Los periodistas y comunicadores deben ser aliados de toda investigación y el mejor método es que los investigadores puedan controlar qué se filtra y qué dato sensible se guarda por algún momento prudencial.
De esta manera, se logra una uniformidad en el flujo informativo y se evita, al mismo tiempo, que voces interesadas interfieran aportando datos que sólo generan ruidos y contratiempos.
Para esto, es necesario que al mismo momento que comienza a armarse el rompecabezas criminal de cualquier caso también se incorpore, en la misma mesa de la investigación, a una planificación en materia de comunicación.
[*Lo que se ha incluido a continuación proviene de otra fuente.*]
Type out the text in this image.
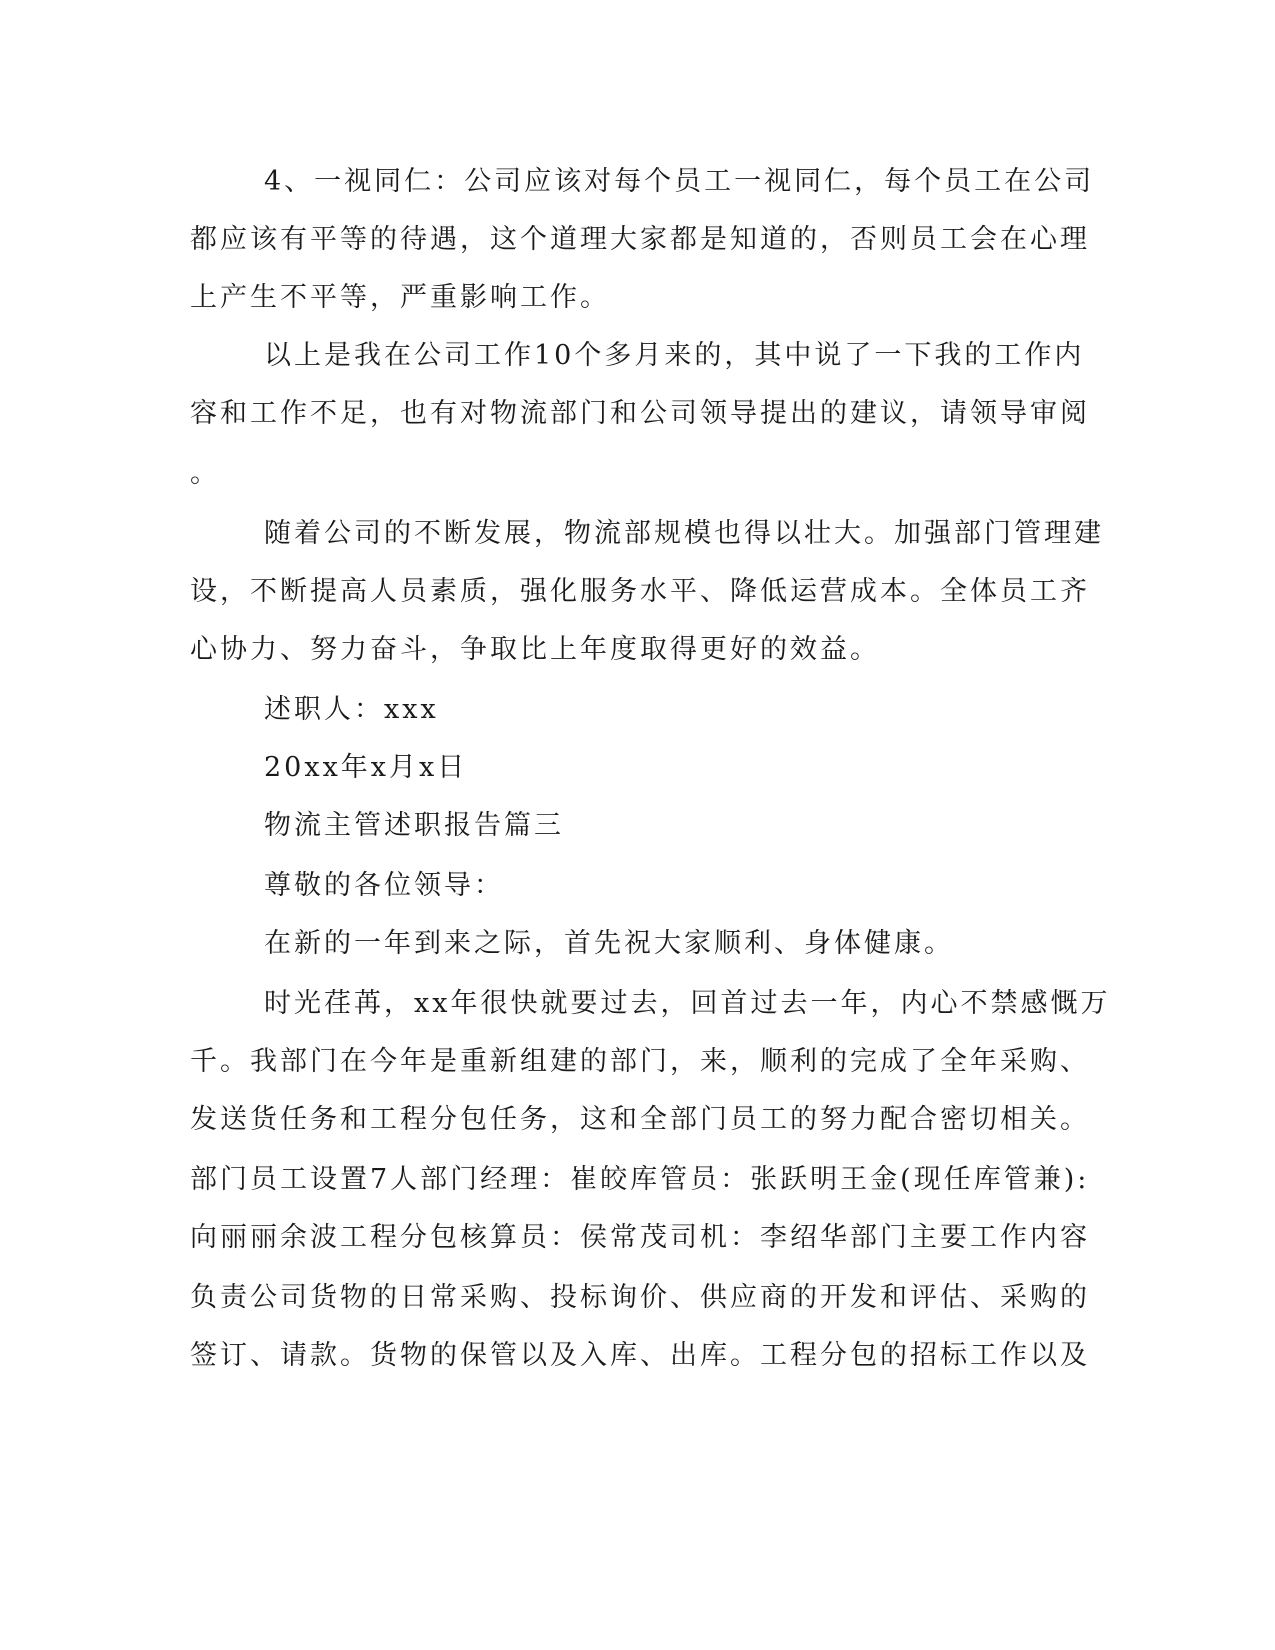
4、一视同仁：公司应该对每个员工一视同仁，每个员工在公司
都应该有平等的待遇，这个道理大家都是知道的，否则员工会在心理
上产生不平等，严重影响工作。
以上是我在公司工作10个多月来的，其中说了一下我的工作内
容和工作不足，也有对物流部门和公司领导提出的建议，请领导审阅
。
随着公司的不断发展，物流部规模也得以壮大。加强部门管理建
设，不断提高人员素质，强化服务水平、降低运营成本。全体员工齐
心协力、努力奋斗，争取比上年度取得更好的效益。
述职人：xxx
20xx年x月x日
物流主管述职报告篇三
尊敬的各位领导：
在新的一年到来之际，首先祝大家顺利、身体健康。
时光荏苒，xx年很快就要过去，回首过去一年，内心不禁感慨万
千。我部门在今年是重新组建的部门，来，顺利的完成了全年采购、
发送货任务和工程分包任务，这和全部门员工的努力配合密切相关。
部门员工设置7人部门经理：崔皎库管员：张跃明王金(现任库管兼):
向丽丽余波工程分包核算员：侯常茂司机：李绍华部门主要工作内容
负责公司货物的日常采购、投标询价、供应商的开发和评估、采购的
签订、请款。货物的保管以及入库、出库。工程分包的招标工作以及
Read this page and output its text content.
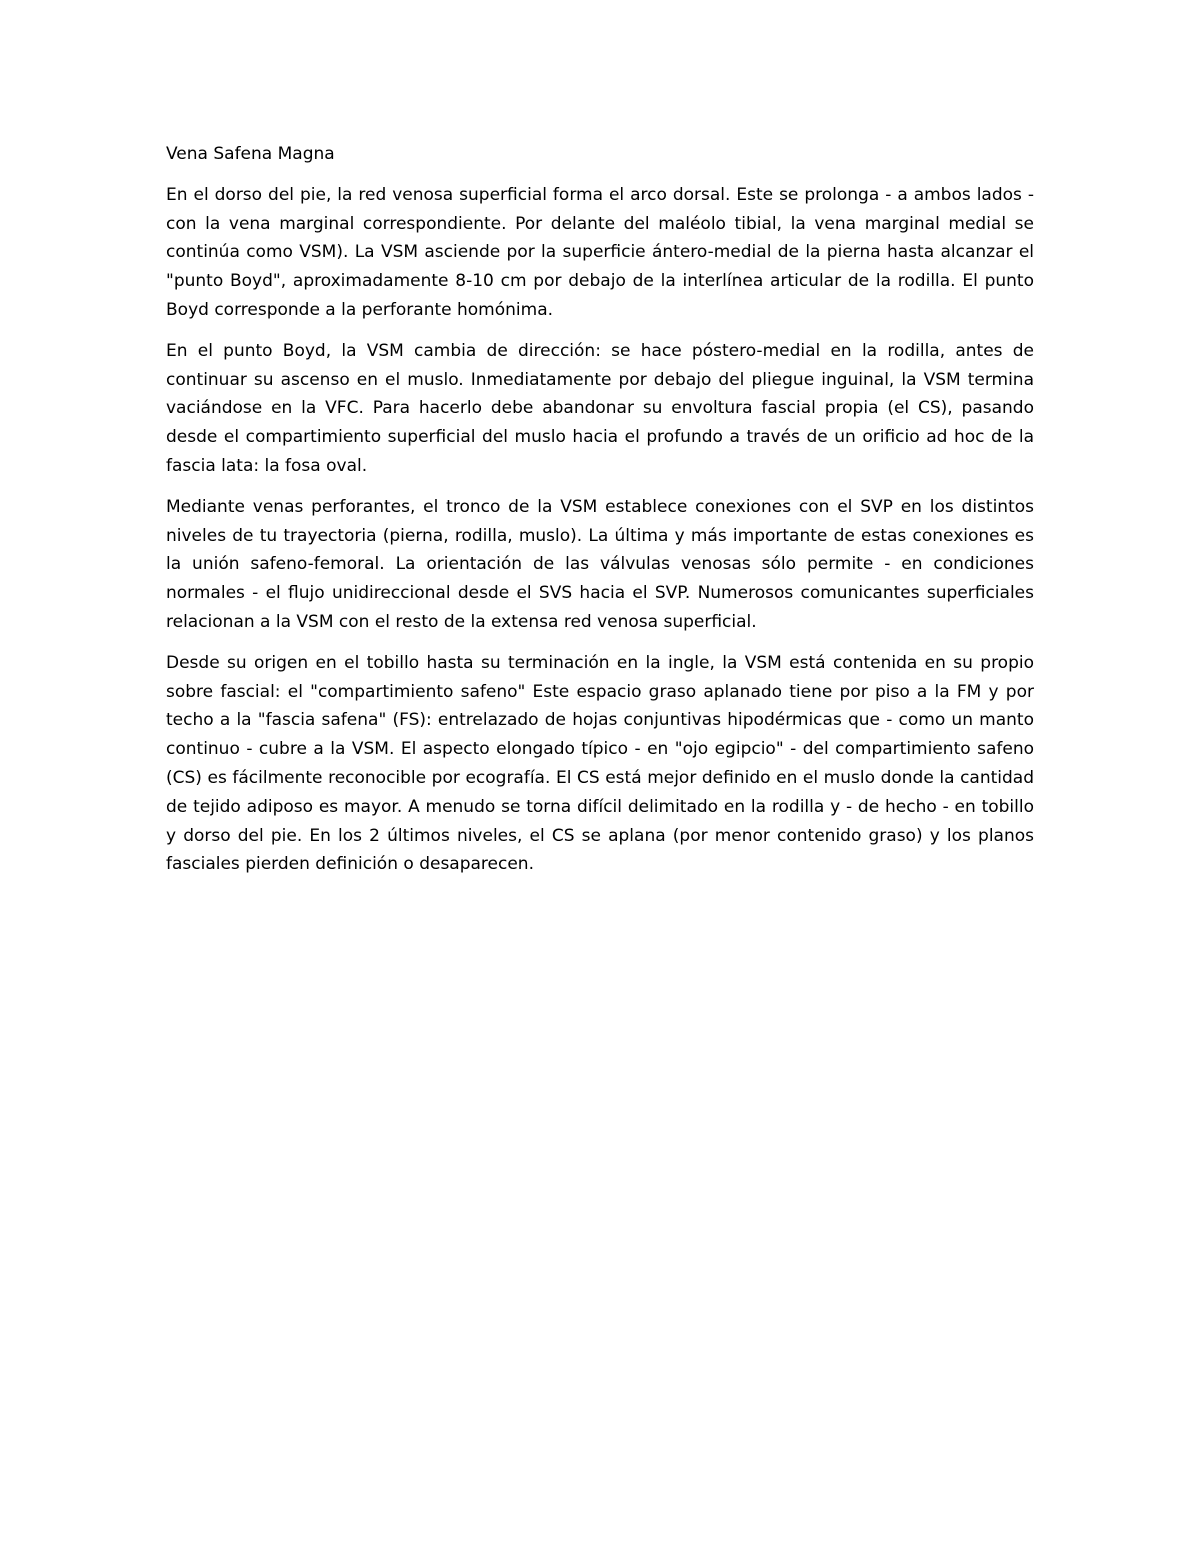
Vena Safena Magna

En el dorso del pie, la red venosa superficial forma el arco dorsal. Este se prolonga - a ambos lados - con la vena marginal correspondiente. Por delante del maléolo tibial, la vena marginal medial se continúa como VSM). La VSM asciende por la superficie ántero-medial de la pierna hasta alcanzar el "punto Boyd", aproximadamente 8-10 cm por debajo de la interlínea articular de la rodilla. El punto Boyd corresponde a la perforante homónima.

En el punto Boyd, la VSM cambia de dirección: se hace póstero-medial en la rodilla, antes de continuar su ascenso en el muslo. Inmediatamente por debajo del pliegue inguinal, la VSM termina vaciándose en la VFC. Para hacerlo debe abandonar su envoltura fascial propia (el CS), pasando desde el compartimiento superficial del muslo hacia el profundo a través de un orificio ad hoc de la fascia lata: la fosa oval.

Mediante venas perforantes, el tronco de la VSM establece conexiones con el SVP en los distintos niveles de tu trayectoria (pierna, rodilla, muslo). La última y más importante de estas conexiones es la unión safeno-femoral. La orientación de las válvulas venosas sólo permite - en condiciones normales - el flujo unidireccional desde el SVS hacia el SVP. Numerosos comunicantes superficiales relacionan a la VSM con el resto de la extensa red venosa superficial.

Desde su origen en el tobillo hasta su terminación en la ingle, la VSM está contenida en su propio sobre fascial: el "compartimiento safeno" Este espacio graso aplanado tiene por piso a la FM y por techo a la "fascia safena" (FS): entrelazado de hojas conjuntivas hipodérmicas que - como un manto continuo - cubre a la VSM. El aspecto elongado típico - en "ojo egipcio" - del compartimiento safeno (CS) es fácilmente reconocible por ecografía. El CS está mejor definido en el muslo donde la cantidad de tejido adiposo es mayor. A menudo se torna difícil delimitado en la rodilla y - de hecho - en tobillo y dorso del pie. En los 2 últimos niveles, el CS se aplana (por menor contenido graso) y los planos fasciales pierden definición o desaparecen.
Un muy buen ejemplo de esto se advierte en los últimos meses, en el caso conocido como “el hallazgo de un cadáver en la casa de Cerati”.
Para simplificar la historia: en medio de una obra de construcción que se estaba realizando en mayo pasado en una vivienda de Cohlan, en Buenos Aires, casa que en algún momento habitó el músico Gustavo Cerati, los obreros encontraron restos óseos humanos enterrados cerca de la medianera.
El fiscal Martín López Perrando utilizó a los medios de comunicación para lograr resolver, en buena parte, un misterio que estuvo allí enterrado durante 41 años.
Lo primero que se filtró a la prensa, a poco de producirse el hallazgo, fue que en una casa en la que había vivido el músico Gustavo Cerati se había encontrado un cadáver enterrado.
El dato no era del todo exacto. En realidad, el cuerpo estaba en el patio del terreno del lado, casi sobre la medianera que compartía con “la casa de Cerati”. Pero, en ese primer momento, la duda fue aprovechada por los investigadores para incorporar el nombre del famoso músico en la noticia y así lograr la atención mediática y social.
Surtió efecto. De inmediato, los principales portales de todo el país replicaron esta noticia. Las métricas que hoy guían las redacciones de noticias mostraron que a la sociedad le había llamado la atención el dato de que en una casa que alguna vez habitó Cerati había un cadáver enterrado.
La fiscalía, entonces, comenzó a “alimentar” a los medios con diversas novedades. De manera periódica, durante semanas, se fueron sucediendo distintas noticias en las que se comentaban novedades del hallazgo.
Primero, el informe del Equipo Argentino de Antropología Forense (EAAF) que indicó que la muerte se habría producido hacía unos 40 años atrás, que había sido violenta y que el cadáver correspondía a una persona joven, de entre 16 y 19 años. En lugar de reservar estos datos, se hicieron público casi de inmediato.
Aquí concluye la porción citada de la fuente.